My current book project, based on my dissertation, examines the development of trans-regional Islamic revivalist networks in the 18th to early 20th centuries, spanning modern day Afghanistan, Pakistan, Uzbekistan, Tajikistan, India, China, and Russia. The subjects of my study, the Naqshbandi-Mujaddidi (or Mujaddidi) revivalist Sufis were arguably the most extensive Muslim scholastic-religious networks until the 20th century. The Mujaddidis impacted the region’s primary Muslim reformist movements and articulated some of the most extensive and intensive social responses to the decline of Muslim political power and the ascendance of European colonialism.
My research contributes to transnational history by re-conceptualizing the geographic contours of the Persianate world through the lens of religious and scholastic networks. I emphasize the role of Peshawar, Kabul, and Bukhara as fulcrums of these trans-Asiatic networks, problematizing Great Game narratives that characterize these regions as fragmented, underdeveloped spaces. My work also explores the development of new models of female scholarly-saintly authority, as several of the Sufi networks at Qandahar, Kabul, and elsewhere were led by women.

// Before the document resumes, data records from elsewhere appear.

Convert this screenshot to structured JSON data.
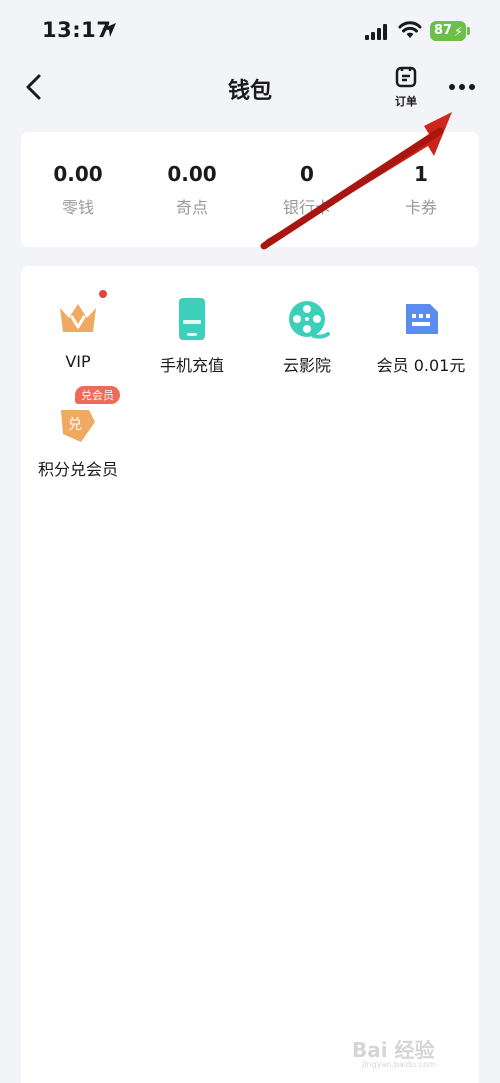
{
  "status_bar": {
    "time": "13:17",
    "battery": "87"
  },
  "nav": {
    "title": "钱包",
    "orders_label": "订单"
  },
  "balances": [
    {
      "value": "0.00",
      "label": "零钱"
    },
    {
      "value": "0.00",
      "label": "奇点"
    },
    {
      "value": "0",
      "label": "银行卡"
    },
    {
      "value": "1",
      "label": "卡券"
    }
  ],
  "services": [
    {
      "label": "VIP",
      "icon": "crown-icon",
      "has_dot": true
    },
    {
      "label": "手机充值",
      "icon": "phone-icon"
    },
    {
      "label": "云影院",
      "icon": "film-reel-icon"
    },
    {
      "label": "会员 0.01元",
      "icon": "card-icon"
    },
    {
      "label": "积分兑会员",
      "icon": "exchange-icon",
      "badge": "兑会员",
      "icon_text": "兑"
    }
  ],
  "colors": {
    "accent_teal": "#3ccfb9",
    "crown": "#f0a960",
    "card_blue": "#5b8cf0",
    "arrow_red": "#c0211b",
    "dot_red": "#e8403a"
  },
  "watermark": {
    "text": "Bai 经验",
    "url": "jingyan.baidu.com"
  }
}
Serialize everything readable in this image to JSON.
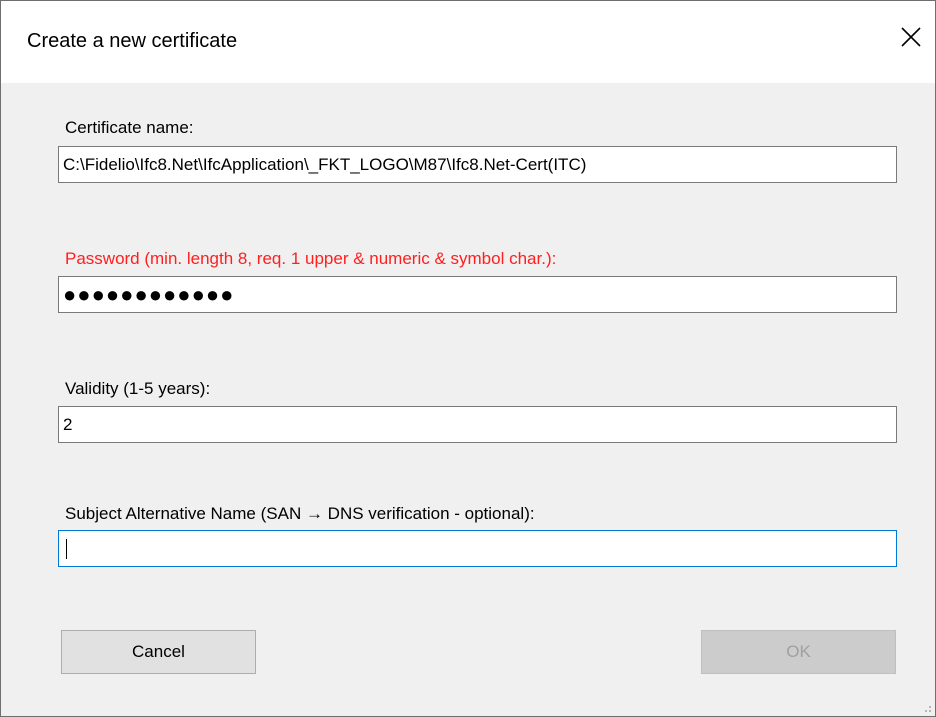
{
  "dialog": {
    "title": "Create a new certificate",
    "close_icon": "close-icon"
  },
  "fields": {
    "certificate_name": {
      "label": "Certificate name:",
      "value": "C:\\Fidelio\\Ifc8.Net\\IfcApplication\\_FKT_LOGO\\M87\\Ifc8.Net-Cert(ITC)"
    },
    "password": {
      "label": "Password (min. length 8, req. 1 upper & numeric & symbol char.):",
      "masked_value": "●●●●●●●●●●●●",
      "label_color": "#ff1f1f"
    },
    "validity": {
      "label": "Validity (1-5 years):",
      "value": "2"
    },
    "san": {
      "label": "Subject Alternative Name (SAN → DNS verification - optional):",
      "value": "",
      "focus_color": "#0078d7"
    }
  },
  "buttons": {
    "cancel": "Cancel",
    "ok": "OK"
  }
}
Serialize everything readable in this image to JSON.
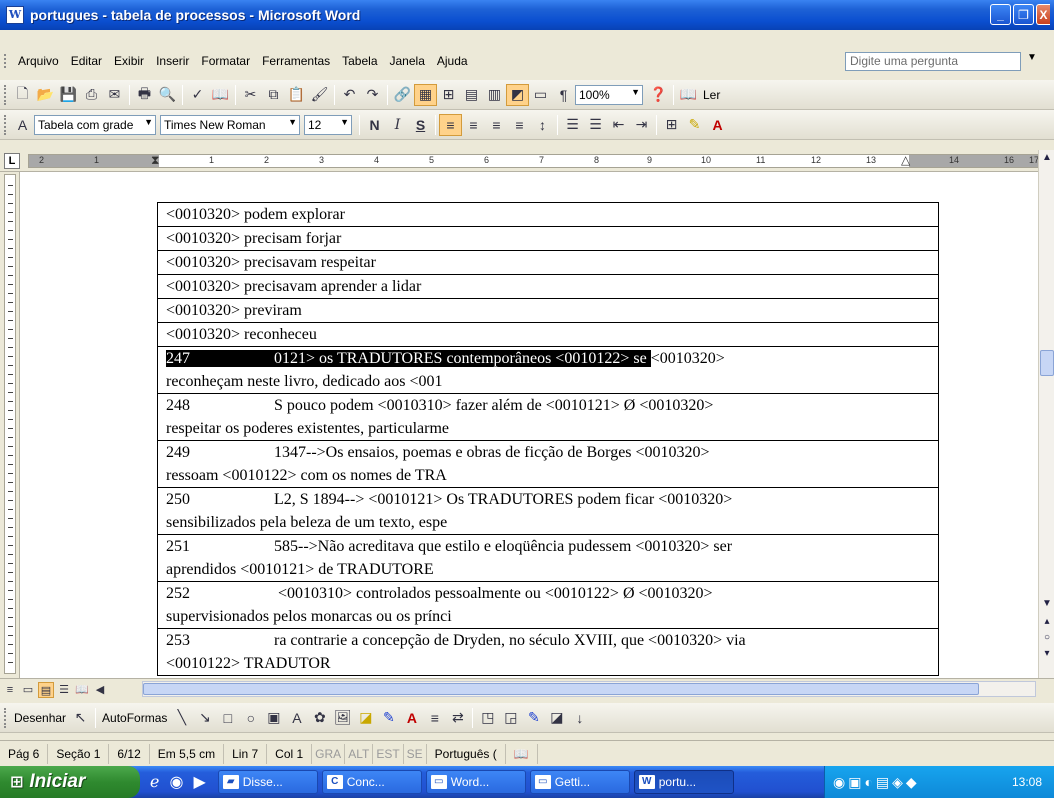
{
  "window": {
    "title": "portugues - tabela de processos - Microsoft Word",
    "minimize": "_",
    "maximize": "❐",
    "close": "X"
  },
  "menu": {
    "items": [
      "Arquivo",
      "Editar",
      "Exibir",
      "Inserir",
      "Formatar",
      "Ferramentas",
      "Tabela",
      "Janela",
      "Ajuda"
    ],
    "ask_placeholder": "Digite uma pergunta"
  },
  "toolbar_standard": {
    "zoom": "100%",
    "read_label": "Ler"
  },
  "toolbar_format": {
    "style": "Tabela com grade",
    "font": "Times New Roman",
    "size": "12",
    "bold": "N",
    "italic": "I",
    "underline": "S"
  },
  "ruler": {
    "labels": [
      "2",
      "1",
      "1",
      "2",
      "3",
      "4",
      "5",
      "6",
      "7",
      "8",
      "9",
      "10",
      "11",
      "12",
      "13",
      "14",
      "16",
      "17"
    ]
  },
  "document": {
    "rows": [
      {
        "num": "",
        "text": "<0010320> podem explorar",
        "cont": ""
      },
      {
        "num": "",
        "text": "<0010320> precisam forjar",
        "cont": ""
      },
      {
        "num": "",
        "text": "<0010320> precisavam respeitar",
        "cont": ""
      },
      {
        "num": "",
        "text": "<0010320> precisavam aprender a lidar",
        "cont": ""
      },
      {
        "num": "",
        "text": "<0010320> previram",
        "cont": ""
      },
      {
        "num": "",
        "text": "<0010320> reconheceu",
        "cont": ""
      },
      {
        "num": "247",
        "text": "0121> os TRADUTORES contemporâneos  <0010122> se ",
        "after": "<0010320>",
        "cont": "reconheçam neste livro,  dedicado aos  <001",
        "highlight": true
      },
      {
        "num": "248",
        "text": "S pouco podem  <0010310> fazer além de  <0010121> Ø <0010320>",
        "cont": "respeitar os poderes existentes, particularme"
      },
      {
        "num": "249",
        "text": "1347-->Os ensaios, poemas e obras de ficção de Borges  <0010320>",
        "cont": "ressoam  <0010122> com os nomes de TRA"
      },
      {
        "num": "250",
        "text": "L2, S 1894--> <0010121> Os TRADUTORES podem ficar  <0010320>",
        "cont": "sensibilizados pela beleza de um texto, espe"
      },
      {
        "num": "251",
        "text": "585-->Não acreditava que estilo e eloqüência pudessem  <0010320> ser",
        "cont": "aprendidos  <0010121> de TRADUTORE"
      },
      {
        "num": "252",
        "text": " <0010310> controlados pessoalmente ou  <0010122> Ø <0010320>",
        "cont": "supervisionados pelos monarcas ou os prínci"
      },
      {
        "num": "253",
        "text": "ra contrarie a concepção de Dryden, no século XVIII, que  <0010320> via",
        "cont": "<0010122>  TRADUTOR"
      }
    ]
  },
  "drawing": {
    "draw": "Desenhar",
    "autoshapes": "AutoFormas"
  },
  "status": {
    "page": "Pág 6",
    "section": "Seção 1",
    "pages": "6/12",
    "at": "Em 5,5 cm",
    "line": "Lin 7",
    "col": "Col 1",
    "rec": "GRA",
    "alt": "ALT",
    "ext": "EST",
    "ovr": "SE",
    "language": "Português ("
  },
  "taskbar": {
    "start": "Iniciar",
    "tasks": [
      {
        "label": "Disse...",
        "icon": "folder"
      },
      {
        "label": "Conc...",
        "icon": "C"
      },
      {
        "label": "Word...",
        "icon": "window"
      },
      {
        "label": "Getti...",
        "icon": "window"
      },
      {
        "label": "portu...",
        "icon": "word"
      }
    ],
    "clock": "13:08"
  }
}
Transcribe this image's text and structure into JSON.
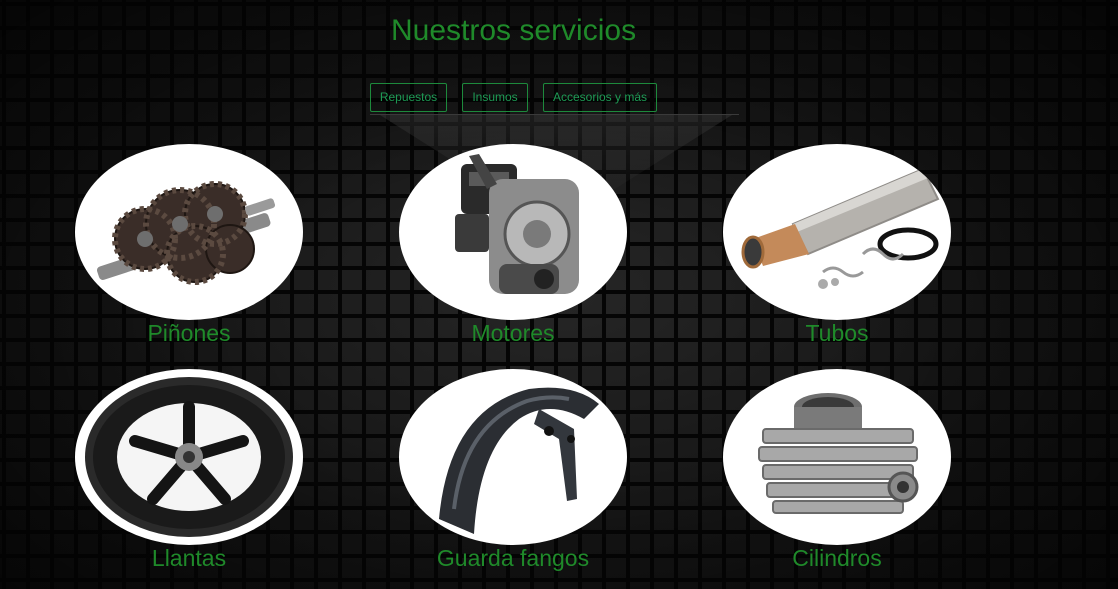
{
  "header": {
    "title": "Nuestros servicios"
  },
  "tabs": [
    {
      "label": "Repuestos"
    },
    {
      "label": "Insumos"
    },
    {
      "label": "Accesorios y más"
    }
  ],
  "services": [
    {
      "label": "Piñones",
      "icon": "gears-image"
    },
    {
      "label": "Motores",
      "icon": "engine-image"
    },
    {
      "label": "Tubos",
      "icon": "exhaust-pipe-image"
    },
    {
      "label": "Llantas",
      "icon": "tire-image"
    },
    {
      "label": "Guarda fangos",
      "icon": "fender-image"
    },
    {
      "label": "Cilindros",
      "icon": "cylinder-image"
    }
  ],
  "colors": {
    "accent": "#1f8a2a",
    "tab_border": "#1d8a3c",
    "background": "#0b0b0b"
  }
}
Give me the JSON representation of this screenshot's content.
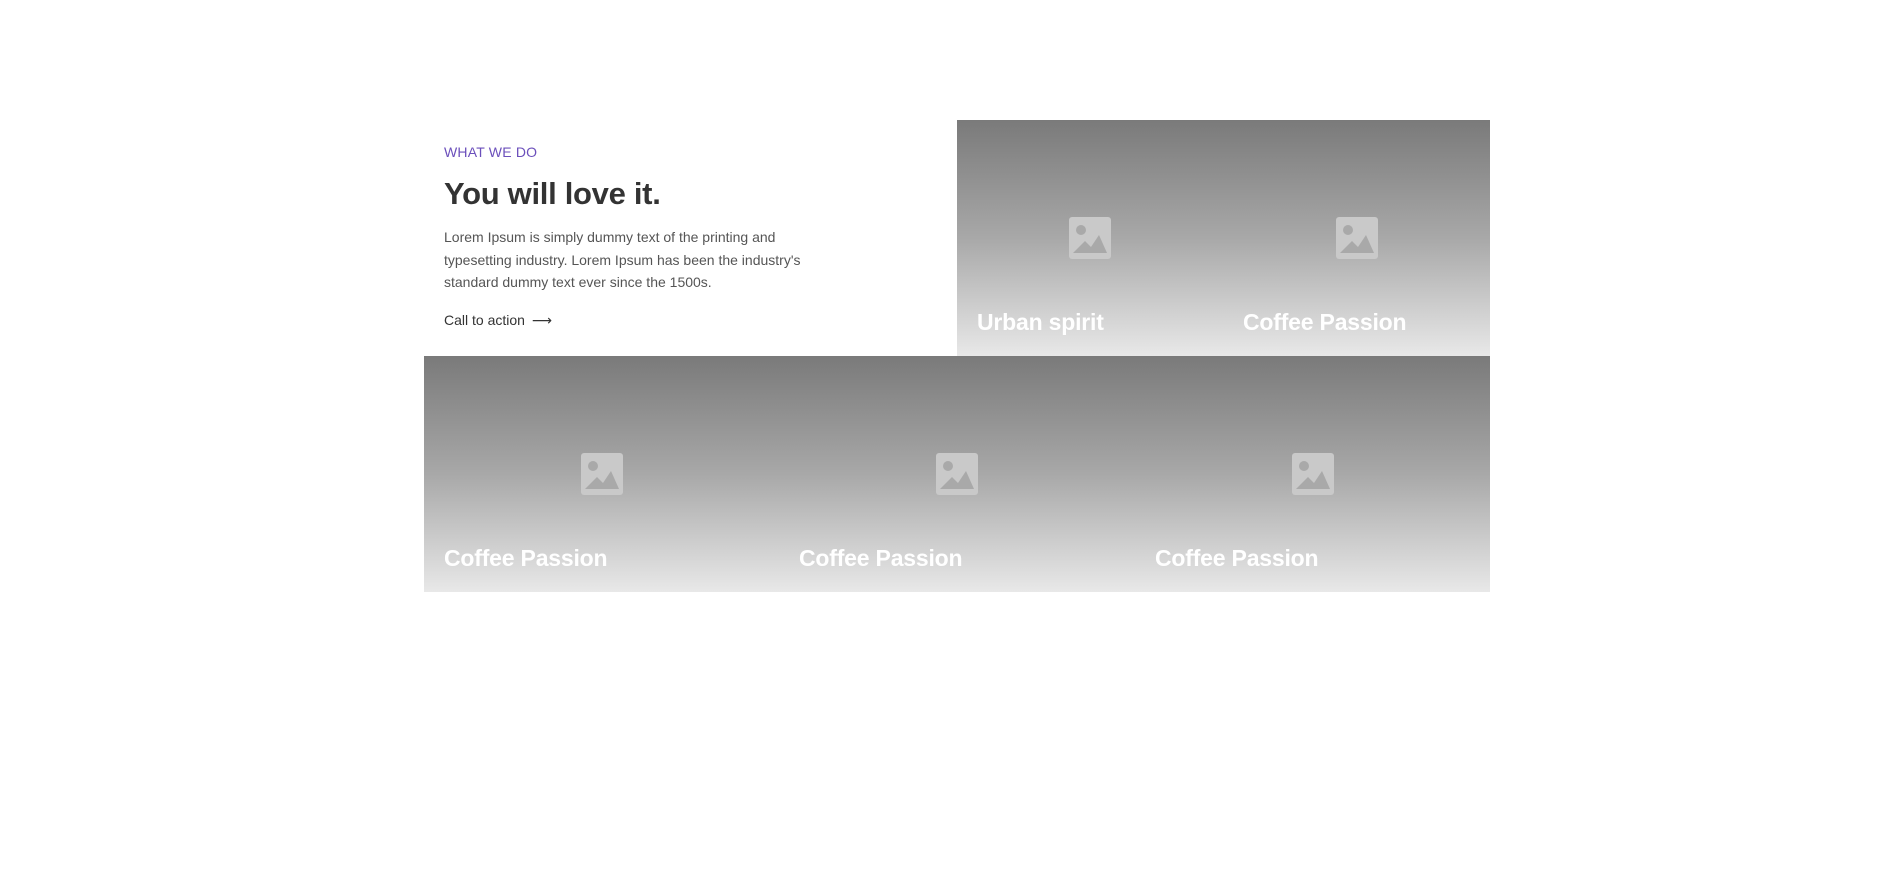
{
  "intro": {
    "eyebrow": "WHAT WE DO",
    "heading": "You will love it.",
    "body": "Lorem Ipsum is simply dummy text of the printing and typesetting industry. Lorem Ipsum has been the industry's standard dummy text ever since the 1500s.",
    "cta_label": "Call to action",
    "cta_arrow": "⟶"
  },
  "tiles": [
    {
      "title": "Urban spirit",
      "icon": "image-placeholder-icon"
    },
    {
      "title": "Coffee Passion",
      "icon": "image-placeholder-icon"
    },
    {
      "title": "Coffee Passion",
      "icon": "image-placeholder-icon"
    },
    {
      "title": "Coffee Passion",
      "icon": "image-placeholder-icon"
    },
    {
      "title": "Coffee Passion",
      "icon": "image-placeholder-icon"
    }
  ],
  "colors": {
    "eyebrow": "#6b4fbb",
    "heading": "#333333",
    "tile_title": "#ffffff"
  }
}
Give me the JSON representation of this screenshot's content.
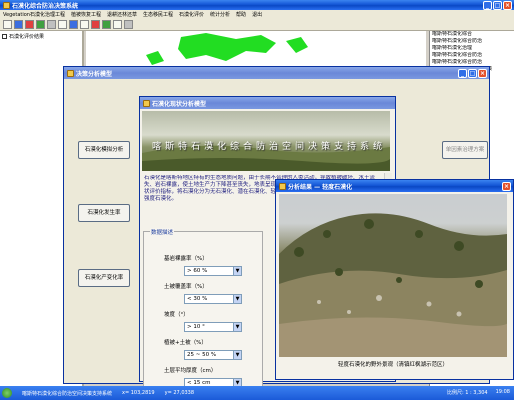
{
  "app": {
    "title": "石漠化综合防治决策系统",
    "menu": [
      "Vegetation石漠化治理工程",
      "植被恢复工程",
      "退耕还林还草",
      "生态移民工程",
      "石漠化评价",
      "统计分析",
      "帮助",
      "退出"
    ],
    "layer_label": "石漠化评价结果"
  },
  "right_panel": {
    "lines": [
      "喀斯特石漠化综合",
      "喀斯特石漠化综合防治",
      "喀斯特石漠化治理",
      "喀斯特石漠化综合防治",
      "喀斯特石漠化综合防治",
      "喀斯特石漠化综合防治决策",
      "喀斯特石漠化综合",
      "喀斯特石漠化综合防治",
      "喀斯特石漠化综合",
      "喀斯特石漠化",
      "喀斯特石漠化综合防治",
      "喀斯特石漠化综合",
      "喀斯特石漠化综合",
      "喀斯特石漠化",
      "喀斯特石漠化综合"
    ]
  },
  "analysis_window": {
    "title": "决策分析模型",
    "buttons": [
      "石漠化模拟分析",
      "石漠化发生率",
      "石漠化产变化率",
      "单因素治理方案"
    ]
  },
  "overview_window": {
    "title": "石漠化现状分析模型",
    "banner": "喀斯特石漠化综合防治空间决策支持系统",
    "description": "石漠化是喀斯特地区特有的生态地质问题，由于长期不合理的人类活动，导致植被破坏、水土流失、岩石裸露，使土地生产力下降甚至丧失，地表呈现类似荒漠化景观的土地退化过程。根据现状评价指标，将石漠化分为无石漠化、潜在石漠化、轻度石漠化、中度石漠化、强度石漠化、极强度石漠化。",
    "group_title": "数据描述",
    "fields": [
      {
        "label": "基岩裸露率（%）",
        "value": "> 60 %"
      },
      {
        "label": "土被覆盖率（%）",
        "value": "< 30 %"
      },
      {
        "label": "坡度（°）",
        "value": "> 10 °"
      },
      {
        "label": "植被+土被（%）",
        "value": "25 ~ 50 %"
      },
      {
        "label": "土层平均厚度（cm）",
        "value": "< 15 cm"
      }
    ]
  },
  "photo_window": {
    "title": "分析结果 — 轻度石漠化",
    "caption": "轻度石漠化的野外景观（清镇红枫湖示范区）"
  },
  "status": {
    "left": "喀斯特石漠化综合防治空间决策支持系统",
    "x": "x= 103,2819",
    "y": "y= 27,0338",
    "scale": "比例尺: 1 : 3,304",
    "time": "19:08"
  }
}
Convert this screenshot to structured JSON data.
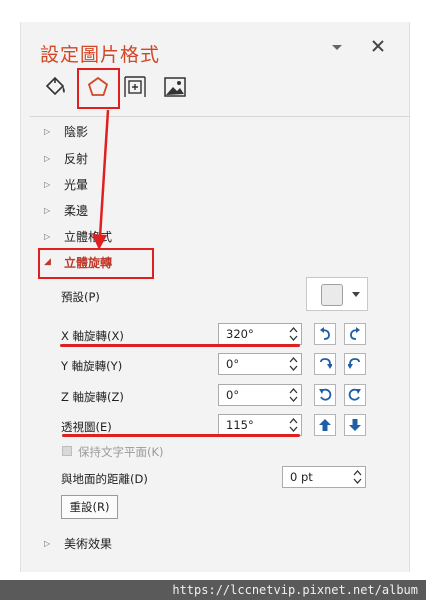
{
  "pane": {
    "title": "設定圖片格式",
    "tabs": [
      {
        "name": "fill-line",
        "icon": "paint-bucket-icon"
      },
      {
        "name": "effects",
        "icon": "pentagon-icon",
        "selected": true
      },
      {
        "name": "size-properties",
        "icon": "size-properties-icon"
      },
      {
        "name": "picture",
        "icon": "picture-icon"
      }
    ]
  },
  "sections": {
    "shadow": "陰影",
    "reflection": "反射",
    "glow": "光暈",
    "soft_edges": "柔邊",
    "bevel_3d": "立體格式",
    "rotation_3d": "立體旋轉",
    "artistic": "美術效果"
  },
  "rotation": {
    "preset_label": "預設(P)",
    "x_label": "X 軸旋轉(X)",
    "x_value": "320°",
    "y_label": "Y 軸旋轉(Y)",
    "y_value": "0°",
    "z_label": "Z 軸旋轉(Z)",
    "z_value": "0°",
    "perspective_label": "透視圖(E)",
    "perspective_value": "115°",
    "keep_text_flat_label": "保持文字平面(K)",
    "distance_label": "與地面的距離(D)",
    "distance_value": "0 pt",
    "reset_label": "重設(R)"
  },
  "watermark": "https://lccnetvip.pixnet.net/album",
  "colors": {
    "accent": "#d24726",
    "annotation": "#e02020",
    "icon_blue": "#1f5fa8"
  }
}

In my numismatic work, I specifically explore cross-cultural encounters and questions of sovereignty and religion in the Iranian world. I am currently completing a monograph on the Kashmir Smast, an early medieval pilgrimage site centered on a cave temple in the Sakra mountain range in the Pakistan-Afghanistan frontier regions, which existed as a monetarily independent polity from the 4th-11th centuries.
My articles on historical and ideological trends in the Muslim world have appeared in the New York Times, International Herald Tribune, the Wall Street Journal, Foreign Policy, Christian Science Monitor, the Hill and major dailies internationally.